Notes from Charles Sutton’s Talk

About a month ago, Charles Sutton stopped by UMass to give a talk called “Statistical Analysis Of Computer Programs.” Here are my lightly-edited, cleaned-up (ish) notes on the talk (this approach inspired by ezyang‘s amazing note-taking abilities):

conceit — text as language
(bad metaphor)
computer program = precise set of instructions
people — more aspects (social interactions)
language a good metaphor as a mean of human communication

when writing code, others may want to use later
next person might be you!
— lots of open source code online
— lots of implicit knowledge in how to write software — libraries api, avoid bugs
— easy to read, easy to maintain
take implicit knowledge and make explicit
writing code in a new library, look at what people did in the past
suggest patterns
key insight: means of communication
regularities of natural language (NL) may be found in programming languages (PL)
no new machine learning
apply existing techniques to statistical NLP, new patterns
coding conventions
— names, formatting
— get a compressed representation of long verbose source files
mining idioms
— small syntactics patterns in code
describe how we use them

NL coding conventions
local->global movement of abstraction
what kinds of coding conventions?
junit example
create input stream in java
create an identifier
name of input stream
maybe know the type of name someone would use who contributed to the junit project
formatting–e.g. braces
coding convention is a syntactic constraint beyond that imposed by the languages grammar
programmers themselves decide to impose on top of what the compiler requires them to do
developers care a lot
style checkers style guide

“small amount” of research in software engineering
how they use these in software engineering…

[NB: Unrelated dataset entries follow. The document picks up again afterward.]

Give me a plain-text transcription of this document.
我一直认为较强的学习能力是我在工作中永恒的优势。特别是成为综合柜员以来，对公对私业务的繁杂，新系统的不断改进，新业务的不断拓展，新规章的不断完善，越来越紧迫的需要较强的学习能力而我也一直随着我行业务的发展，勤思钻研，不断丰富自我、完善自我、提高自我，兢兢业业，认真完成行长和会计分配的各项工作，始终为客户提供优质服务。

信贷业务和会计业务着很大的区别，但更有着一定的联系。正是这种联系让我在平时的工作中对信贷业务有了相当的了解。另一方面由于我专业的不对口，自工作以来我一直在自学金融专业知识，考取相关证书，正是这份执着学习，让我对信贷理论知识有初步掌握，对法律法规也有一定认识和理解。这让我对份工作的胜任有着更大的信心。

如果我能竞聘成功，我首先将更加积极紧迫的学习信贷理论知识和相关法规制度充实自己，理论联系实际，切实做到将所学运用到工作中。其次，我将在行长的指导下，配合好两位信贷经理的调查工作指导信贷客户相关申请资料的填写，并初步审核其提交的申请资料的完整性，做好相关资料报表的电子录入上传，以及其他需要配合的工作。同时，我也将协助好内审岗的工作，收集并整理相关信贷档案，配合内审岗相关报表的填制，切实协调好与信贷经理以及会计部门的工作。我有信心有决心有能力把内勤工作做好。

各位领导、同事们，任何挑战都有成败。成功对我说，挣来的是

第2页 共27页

go through conventions, find out what’s important — big commercial (microsoft) projects

threads different aspects of code committed

38 percent related to conventions rather than functionality
(why i hate code review!)

why not just run a formatter over the code?
corner cases — it doesn’t handle for you
renaming variables to be more consistent → (jsnice)
review time — can talk more about the functionality
where do conventions come from?
– implicit from code base
one programmer starts, others pick it up
emergent quality
mores, rather than laws
large number of software constraints, well modeled with statistical machine learning
even with a lot of programming experiences, won’t know about how things are named
coding convention inference problem –> why not use machine translation to take my conventions and change them to your conventions?

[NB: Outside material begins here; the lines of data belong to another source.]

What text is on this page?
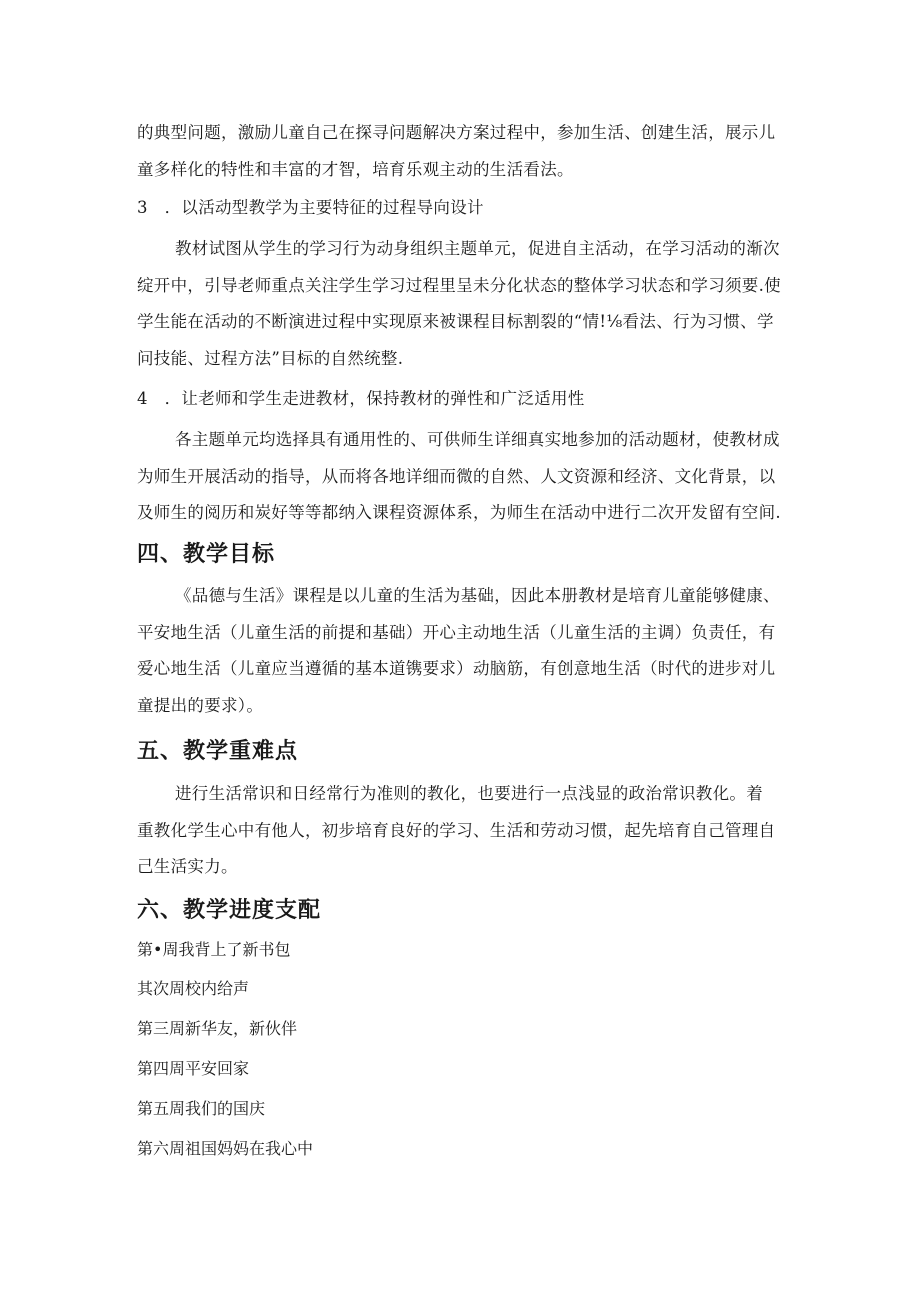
的典型问题，激励儿童自己在探寻问题解决方案过程中，参加生活、创建生活，展示儿
童多样化的特性和丰富的才智，培育乐观主动的生活看法。
3　．以活动型教学为主要特征的过程导向设计
教材试图从学生的学习行为动身组织主题单元，促进自主活动，在学习活动的渐次
绽开中，引导老师重点关注学生学习过程里呈未分化状态的整体学习状态和学习须要.使
学生能在活动的不断演进过程中实现原来被课程目标割裂的“情!⅛看法、行为习惯、学
问技能、过程方法”目标的自然统整.
4　．让老师和学生走进教材，保持教材的弹性和广泛适用性
各主题单元均选择具有通用性的、可供师生详细真实地参加的活动题材，使教材成
为师生开展活动的指导，从而将各地详细而微的自然、人文资源和经济、文化背景，以
及师生的阅历和炭好等等都纳入课程资源体系，为师生在活动中进行二次开发留有空间.
四、教学目标
《品德与生活》课程是以儿童的生活为基础，因此本册教材是培育儿童能够健康、
平安地生活（儿童生活的前提和基础）开心主动地生活（儿童生活的主调）负责任，有
爱心地生活（儿童应当遵循的基本道镌要求）动脑筋，有创意地生活（时代的进步对儿
童提出的要求）。
五、教学重难点
进行生活常识和日经常行为准则的教化，也要进行一点浅显的政治常识教化。着
重教化学生心中有他人，初步培育良好的学习、生活和劳动习惯，起先培育自己管理自
己生活实力。
六、教学进度支配
第•周我背上了新书包
其次周校内给声
第三周新华友，新伙伴
第四周平安回家
第五周我们的国庆
第六周祖国妈妈在我心中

eclipse plugin called devstyle

click on your identifier, will give you a list of other names
renaming suggestions
how should class objects be named
some disagreement with conventions
we can suggest a name
go through a region and rank names
block of code someone wants to add to the project

how large of a corpus would you need?

what kind of technology do you use inside the scoring function?
n-gram language model

smoothing, taking into account the constraints of the compiler/language conventions
constraint is library of changes
only renaming, not generating syntactically correct (would not be syntactically correct)

pull together all uses of the identifier

look at the set of all other names that have been used anywhere in previous or succeeding context
ask ngram language model of joint prob. of entire file — sounds really expensive
— actually using any ngram centered about the thing we want to rename

laura: coreference analysis on the code
— knowing that i and i are the same gives you a nonlinear language mode
— can you get something more robust
— tapping the compiler for name resolution
— how do you corporate into the model (only incorporate into the suggestions — done post hoc)

score by ngram model, threshold so user doesn’t see terrible suggestions
side effect of architecture:
don’t want names to be very common
system does not choose really common names
sympathetic uniqueness principle
have variable program entity, give unusual name
have a very domain specific thing, such as smoothing, choose an appropriate name, considered appropriate big statistical properties

in training set, if we have an id that occurs infrequently, give ? for unknown (deals with tails of the distribution)
suggestion process for alternatives, use known token
whatever context, use rare word, don’t suggest change

what happens if you have a common word, but there should be an unusual — don’t know if there is an answer to this common/question

like adding a new table in a conditional random field (CRP)

formatting conventions
encoding spacing decisions as tokens (indexed by location, foo)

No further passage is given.